Reza a história – e a nota biográfica – que, na sua adolescência, Mariana Enriquez foi “leitora de Stephen King, das irmãs Brontë, de Ray Bradbury ou de escritores de terror avulsos e surripiados entre livros usados – além das histórias de fantasmas contadas pela avó, cheias de religiosidade à mistura com superstições e criaturas assustadoras“. Uma herança e percurso literários que atravessaram, de uma ponta à outra, “As coisas que perdemos no fogo” o primeiro livro da autora a chegar às livrarias nacionais em tradução – estávamos então em 2017 -, uma colectânea de contos para serem lidos – e cantados – como um hino ao grotesco, ao macabro e à loucura, na qual Mariana passeava entre ruínas de salto alto e facas afiadas.
“A Nossa Parte da Noite” (Quetzal, 2020), o seu primeiro romance, alimenta um ambiente claustrofóbico, negro, horrendo e intenso, num estilo de escrita único onde está presente a ideia de redefinição de vida e morte, marcado pela inquietude, a irreverência, a frialdade e uma sombra poética. Nele, voltamos a reencontrar a presença de fantasmas, o despontar da homossexualidade, a consciência algo amoral de classe ou uma banda-sonora para a adolescência, sempre com o terror na mira e a infiltrar-se gota a gota na corrente sanguínea.

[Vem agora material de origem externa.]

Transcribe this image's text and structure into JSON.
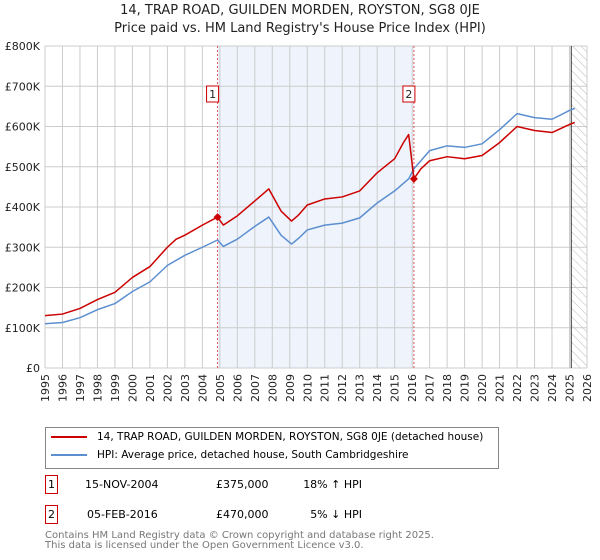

Em tempos de ditadura militar, um pai e um filho atravessam a Argentina de carro, procurando escapar a um destino escolhido por forças alheias a que parece ser impossível escapar. Tal como o pai, a Gaspar está destinado o papel de médium numa sociedade secreta, conhecida como a Ordem, uma entidade com séculos de existência que procura alcançar a vida eterna, dominada pela poderosa família da mãe de Gaspar – que morreu em circunstâncias pouco claras.
A missão a que Juan se entrega é a de esconder o filho, não lhe revelando o imenso poder que encerra, aproveitando esse tempo para o criar e arranjar uma forma de derrotar a Ordem. É esta relação cortante entre pai e filho, feita de amor reprimido, violência brutal e segredos amarrados a pedras, que antecede a idade adulta e a descoberta da verdade, que irá levar Gaspar a lugares habitados por monstros, a interiores de casas que escondem buracos negros ou a liturgias sexuais marcadas pela violência, numa viagem que atravessa mares e dá também um pulo à Londres psicadélica dos anos sessenta, oferecendo uma pluralidade de vozes narrativas, ambientes e épocas, que fazem deste um romance gótico de espírito épico.
Sempre com a ditadura militar e todos os seus sobreviventes, desaparecidos e mortos como pano de fundo, Mariana Enriquez move-se entre a dor, a anestesia e o medo, cruzando o real e o imaginário, mostrando como a mente humana encontra, no meio dos escombros, formas de superar o mal, transformando-o em algo onde até mesmo um coração exausto pode, com o tempo, descobrir – se não o amor – pelo menos o silêncio. Cinco estrelas.